Mais je ne refuse pas les apports possibles des matériaux modernes comme les stratifiés.
Et s'ils restent discrets mais présents structurellement, c'est encore mieux !

Le red cedar, est ma base. Le robinier (souvent appelé acacia), pour protéger des chocs. Ainsi qu'un bois exotique léger (présent dans mes stocks) pour le pain du sandwich...

 Cette fois, j'ai réduit la longueur des renforts en bout de pale. La chasse aux kilos est ouverte.

Les renforts sont collés à l'époxy chargée de fibre de cellulose et teintée.
L'âme est constituée d'une tranche de bois exotique, une couche de fibre de carbone (taffetas 200gr), une tranche de red cedar, carbone et bois de nouveau, le tout le long d'un profilé aluminium pour rester le plus droit possible.
L'excédent est supprimé (avec un vieux rabot) pour retrouver une section rectangulaire régulière.


Les demi-pales sont collées sur l'âme, avec serre-joints, et scotchs. Il va falloir investir dans des serre-joints...


Une couche de fibre de carbone est stratifiée sur la partie manche, perpendiculaire aux premières couches de carbone, et en contact avec elles. Un caisson carbone est ainsi constitué. Il devient très efficace pour un poids minimum.
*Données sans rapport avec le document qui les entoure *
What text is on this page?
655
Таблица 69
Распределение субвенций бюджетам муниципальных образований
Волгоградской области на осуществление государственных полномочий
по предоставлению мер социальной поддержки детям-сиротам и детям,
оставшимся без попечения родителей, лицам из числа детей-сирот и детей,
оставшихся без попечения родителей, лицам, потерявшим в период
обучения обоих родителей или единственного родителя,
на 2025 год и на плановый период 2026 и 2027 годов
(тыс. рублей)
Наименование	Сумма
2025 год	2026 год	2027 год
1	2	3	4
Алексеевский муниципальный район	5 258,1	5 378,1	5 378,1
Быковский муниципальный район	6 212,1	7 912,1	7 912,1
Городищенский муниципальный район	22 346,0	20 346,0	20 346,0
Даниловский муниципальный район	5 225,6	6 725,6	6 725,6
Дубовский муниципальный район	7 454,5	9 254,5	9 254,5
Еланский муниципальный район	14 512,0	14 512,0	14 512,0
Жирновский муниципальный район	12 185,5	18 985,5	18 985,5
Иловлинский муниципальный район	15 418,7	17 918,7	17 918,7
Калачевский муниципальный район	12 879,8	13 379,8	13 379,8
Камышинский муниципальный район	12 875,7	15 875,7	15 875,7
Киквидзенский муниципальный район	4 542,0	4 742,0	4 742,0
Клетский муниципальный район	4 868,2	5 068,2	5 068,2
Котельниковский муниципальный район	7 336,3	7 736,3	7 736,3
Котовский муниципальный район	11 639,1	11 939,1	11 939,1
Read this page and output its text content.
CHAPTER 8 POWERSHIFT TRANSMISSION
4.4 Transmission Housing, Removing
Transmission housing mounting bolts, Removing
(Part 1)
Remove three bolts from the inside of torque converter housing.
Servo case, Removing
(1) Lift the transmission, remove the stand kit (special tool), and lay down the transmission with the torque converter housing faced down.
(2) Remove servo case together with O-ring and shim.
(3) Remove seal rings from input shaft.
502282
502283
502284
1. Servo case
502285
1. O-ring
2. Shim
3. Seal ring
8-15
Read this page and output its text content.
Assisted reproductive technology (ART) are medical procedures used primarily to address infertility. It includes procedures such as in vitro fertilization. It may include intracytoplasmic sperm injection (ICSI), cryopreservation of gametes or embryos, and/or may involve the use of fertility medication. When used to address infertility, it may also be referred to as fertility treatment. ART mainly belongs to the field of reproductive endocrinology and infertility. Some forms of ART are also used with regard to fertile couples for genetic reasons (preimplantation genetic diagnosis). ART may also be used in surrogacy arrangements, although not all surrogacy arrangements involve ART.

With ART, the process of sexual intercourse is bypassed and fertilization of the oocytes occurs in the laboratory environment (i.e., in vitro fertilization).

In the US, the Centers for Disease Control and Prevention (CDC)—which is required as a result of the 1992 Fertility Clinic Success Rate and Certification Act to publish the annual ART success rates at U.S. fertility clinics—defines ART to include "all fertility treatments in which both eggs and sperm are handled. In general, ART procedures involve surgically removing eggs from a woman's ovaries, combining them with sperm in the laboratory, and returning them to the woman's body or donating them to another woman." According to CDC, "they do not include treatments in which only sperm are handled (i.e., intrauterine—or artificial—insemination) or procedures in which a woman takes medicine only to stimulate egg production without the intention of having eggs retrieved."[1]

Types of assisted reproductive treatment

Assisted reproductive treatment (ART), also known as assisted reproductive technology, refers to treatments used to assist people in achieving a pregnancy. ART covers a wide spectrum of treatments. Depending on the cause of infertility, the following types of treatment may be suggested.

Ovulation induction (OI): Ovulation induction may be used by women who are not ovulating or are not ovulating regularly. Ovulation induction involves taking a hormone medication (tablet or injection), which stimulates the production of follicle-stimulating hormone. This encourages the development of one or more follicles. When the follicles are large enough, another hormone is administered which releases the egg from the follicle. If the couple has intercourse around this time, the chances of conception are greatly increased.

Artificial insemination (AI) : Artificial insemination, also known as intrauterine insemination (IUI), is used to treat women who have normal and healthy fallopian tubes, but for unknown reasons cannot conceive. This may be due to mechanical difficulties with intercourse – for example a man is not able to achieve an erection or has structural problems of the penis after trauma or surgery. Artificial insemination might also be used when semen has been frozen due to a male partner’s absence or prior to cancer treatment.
Une tranche red cedar vient presser tout cela.
Pratique. Je peux moduler les différentes épaisseurs facilement avec ce procédé.


On voit assez bien les multiples collages et différentes couches ( humour pour la couche qui attend les semis de printemps...)

Avant de tailler dans le vif, la pagaie est oubliée quelques heures. 


Les deux tranches non identifiés de bois exotiques (plus blancs), de l'âme mesurant juste deux mètres, j'ai ajouté des rallonges en red cedar. Ce sera beau et ça m'arrange...
La pagaie finie est proche des 2m25.
Les renforts de bout de pales sont collés eux aussi après avoir bien égalisé les extrémités de la pagaie.

 Comme il y a du stratifié époxy carbone dans la "bûche", les beaux rabots et wastringues sont épargnés. Leurs tranchants seraient émoussés. Un vieux rabot est dédié à la phase de dégrossissage, puis la râpe vient finir le travail de mise en forme.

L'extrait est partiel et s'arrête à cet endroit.